Most terrorism experts believe the threat for an attack at a Chinese-controlled event is low, because of the Communist regime’s tight social controls, but also warn that China’s counter-terrorism capabilities are weak should a plot to target the games take place.

Despite living in a world where terrorism is deemed a constant threat to world-wide security, the Olympics have thus far seemed to be an afterthought as a legitimate target, especially after surviving a 2002 Winter Games that was hosted on U.S. soil in Salt Lake City mere months after Sept. 11 and dealt with the fear of a potential terrorist attack almost daily.

To think that the biggest sporting spectacle in the world, short of maybe just the Super Bowl, is immune from violence, though, would be foolish.

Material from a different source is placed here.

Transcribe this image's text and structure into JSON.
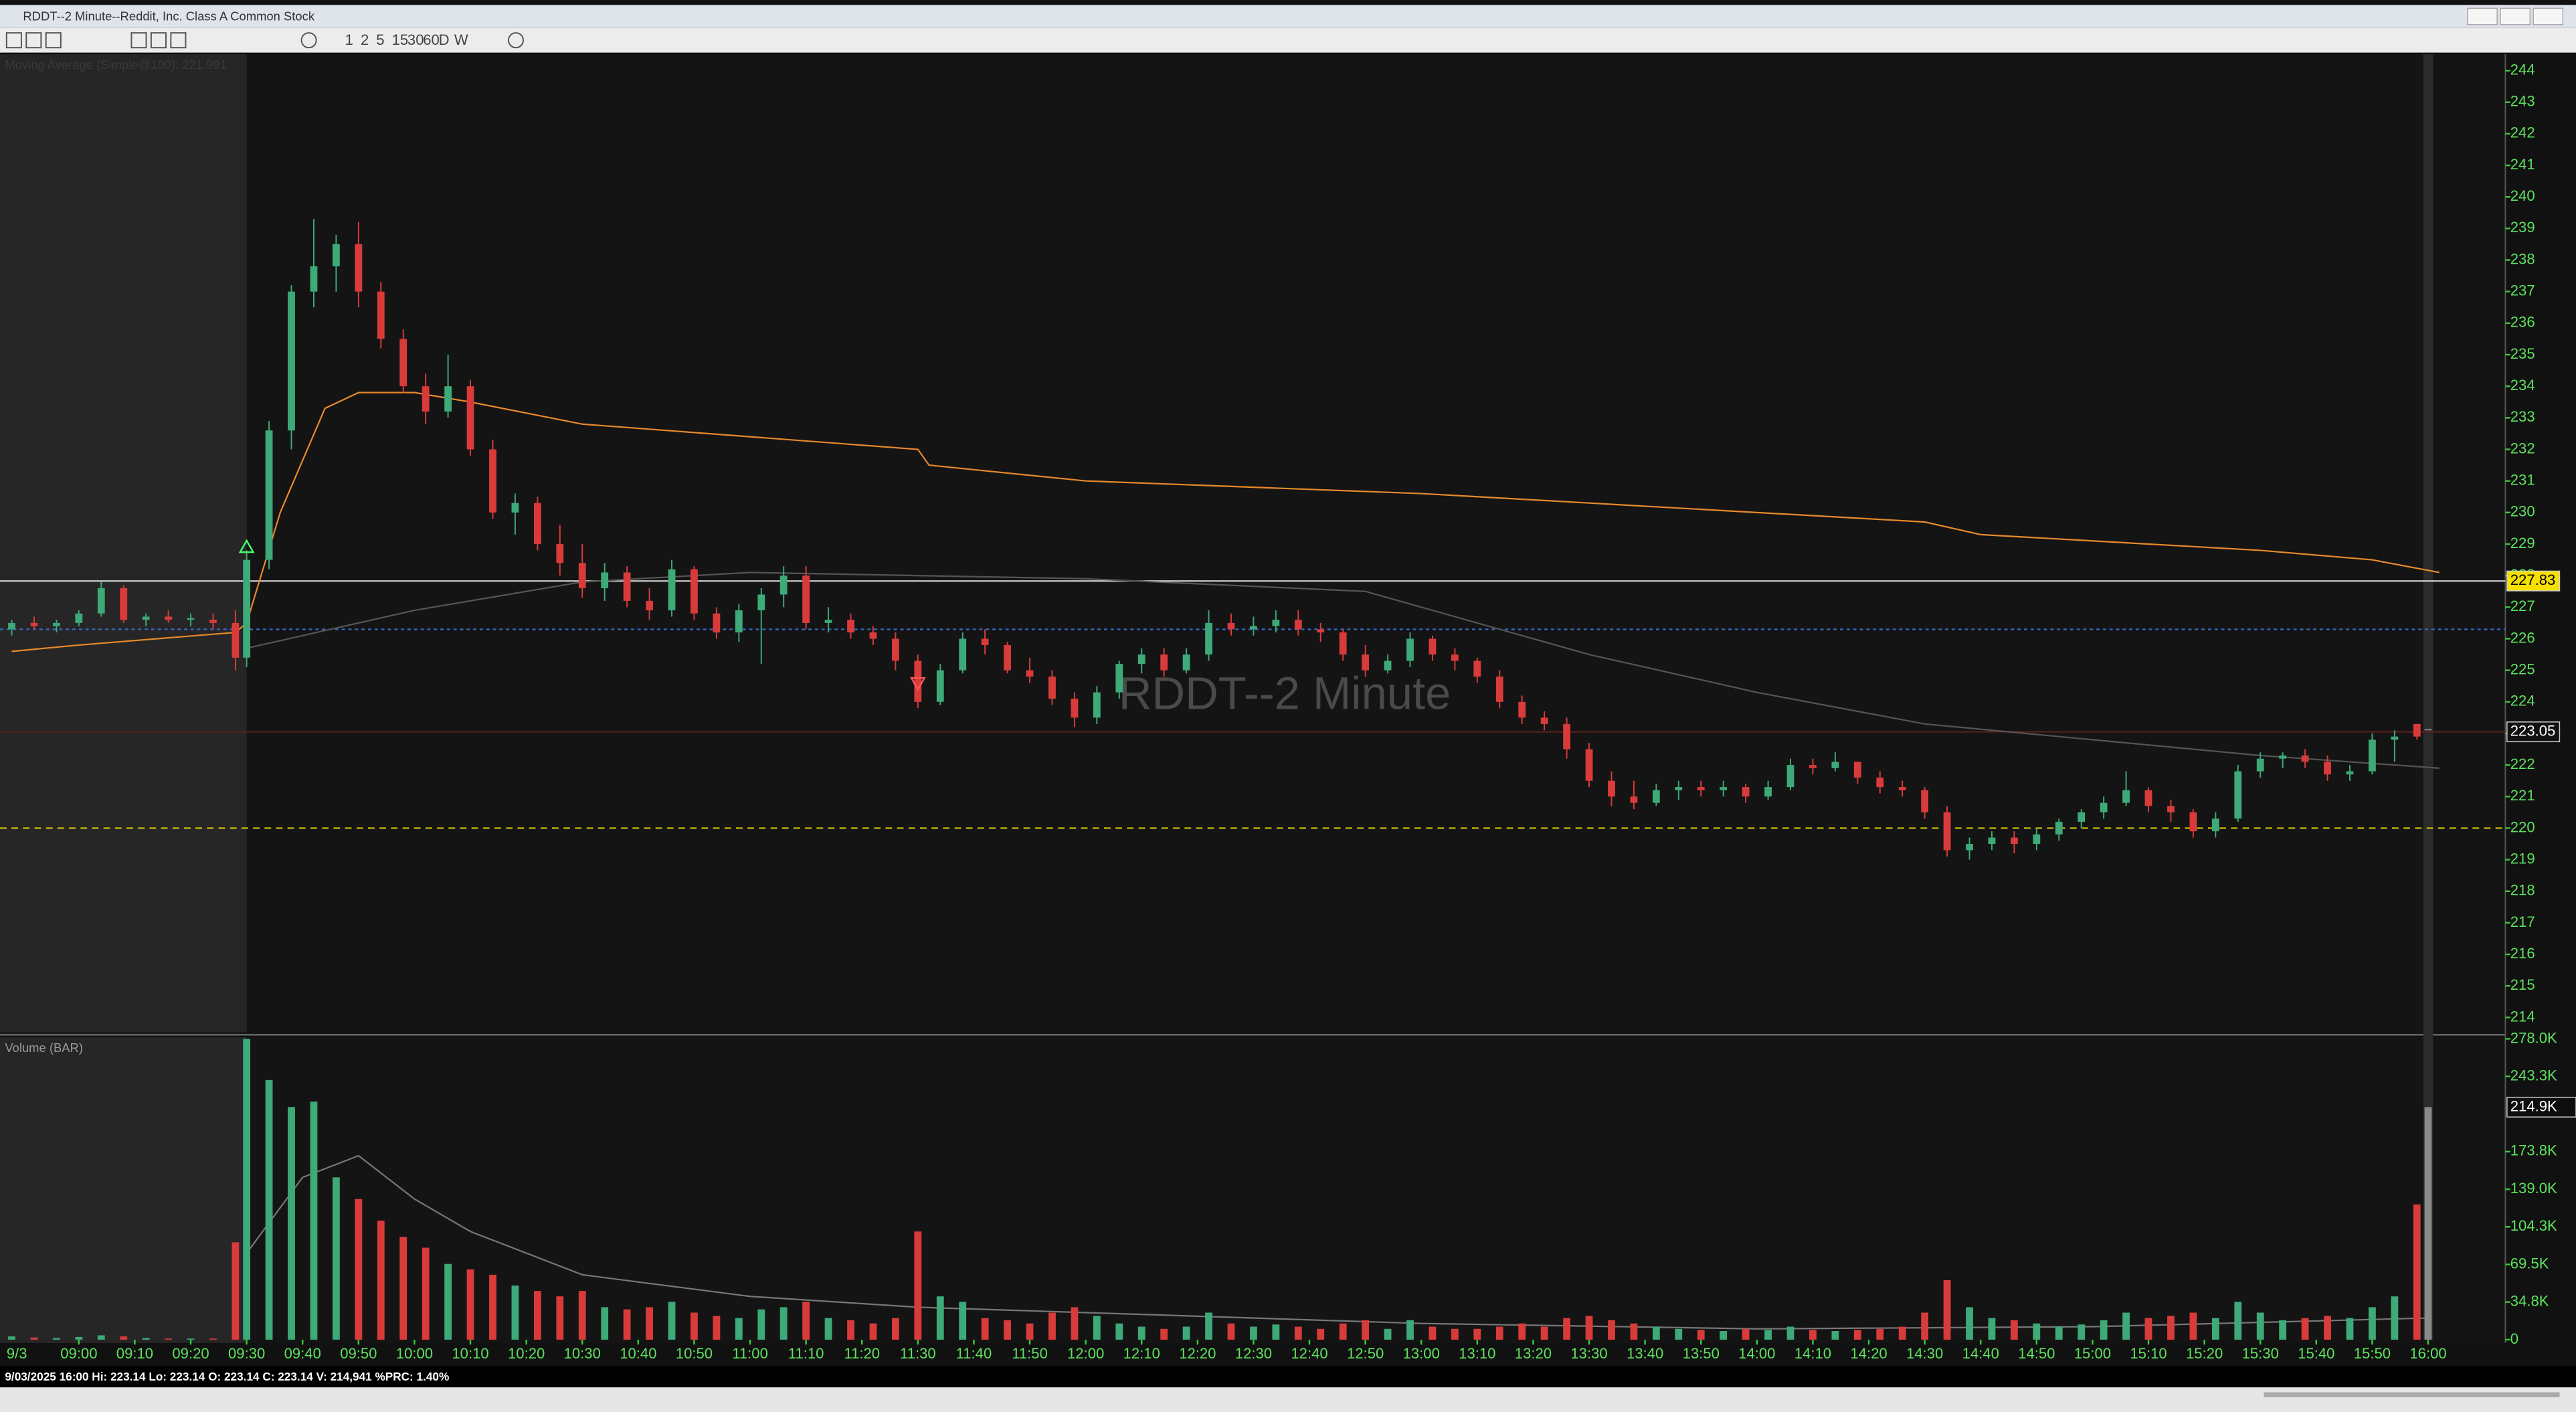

All anyone has to do is think back to the 1972 Summer Games in Munich, where a Palestinian terrorist group killed 11 members of the Israeli Olympic team and did irreparable damage to the Olympic spirit in the process.

Whether the Communist regime in charge of China is using the one word in the English language that sends shock waves through the world as a means of taking minds off the real issue remains to be seen.

But, despite how the rest of the world views the ways of the Communist party, Olympic security should never be taken lightly, under any circumstance.

Chinese officials have said they want to use the Olympics to show how far the country has come athletically and to prove that a Communist country can prosper and be a happy place to live.

They could start by showing the rest of the free world how to handle the fear of terrorism.